What is compassion? Compassion is a deep feeling you have for the suffering or discomfort of others. Can a feeling be taught?
I recall my father saying, “Smile until you mean it”. Sometimes it actually worked. In fact sometimes we would end up laughing because we were trying so hard not to smile. So, how do you teach a toddler about compassion?
It starts by treating your child with compassion. It’s important to use compassion and yet not take away individual responsibility. Let’s look a little closer at the difference.
“Brian, I am so sorry you hurt your knee. Let me help you clean it up and get a Band-Aid.” Using this phrasing showed compassion, however it doesn’t point out the responsibility.
“Brian, I am so sorry you hurt your knee. Let me help you clean it up and get a Band-Aid. Maybe we can remember not to run down that big hill. You get hurt.” This verbiage suggests compassion and yet reminds the child of their responsibility in the problem.
There many situations during the day of a toddler that you can point out and help him/her complete acts of compassion. Think of it as being kind and it may make it simpler to find those teaching moments.
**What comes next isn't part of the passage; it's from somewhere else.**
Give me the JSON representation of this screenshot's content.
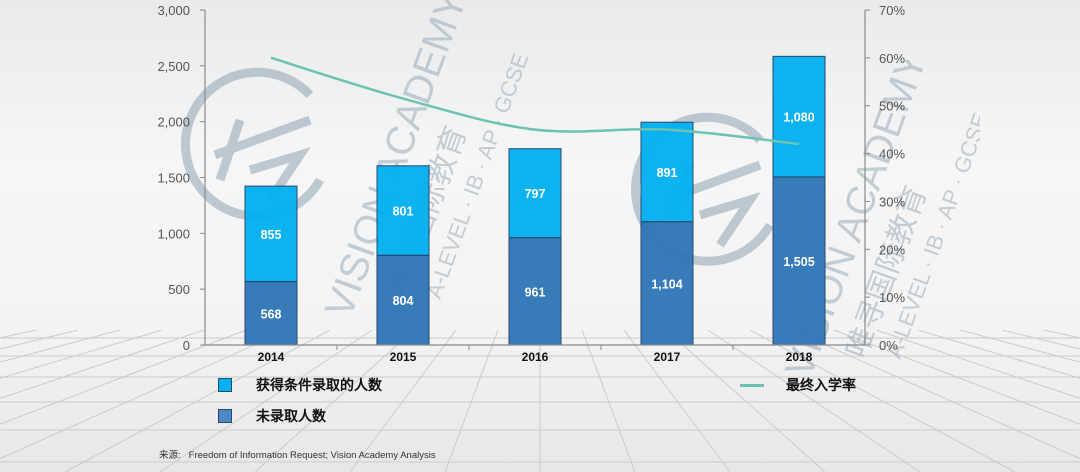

Sharing is a good way to teach compassion. Point out the feelings of the child that doesn’t have the toys or food. Talk about the way that child probably feels. Give your child the chance to share. Let your child know how proud you are of his/her actions. It makes everyone happier when you share.
While traveling with a mother of an 18-month-old recently the traffic was horrendous. She pointed out to her child every time she was kind in traffic and let some one pull in or she moved over to let some one go by. She followed it up with commenting that now the people in both cars were happy. Teach by example and make the examples clear.
Simple words like please and thank you are the beginning of compassion. Use these words with your child and praise her/him every time they do it without you reminding them.
I am one of those random acts of kindness freaks. I do something every day. I had my niece out and we went to a vending machine to get a treat. Then we “hid” at a nearby table. We have left the change in for the next person and we wanted to see them be happy. They didn’t know it was us, but Tristen learned a little bit about happiness and sharing.
Bottom line, if you want compassionate children, be compassionate adults.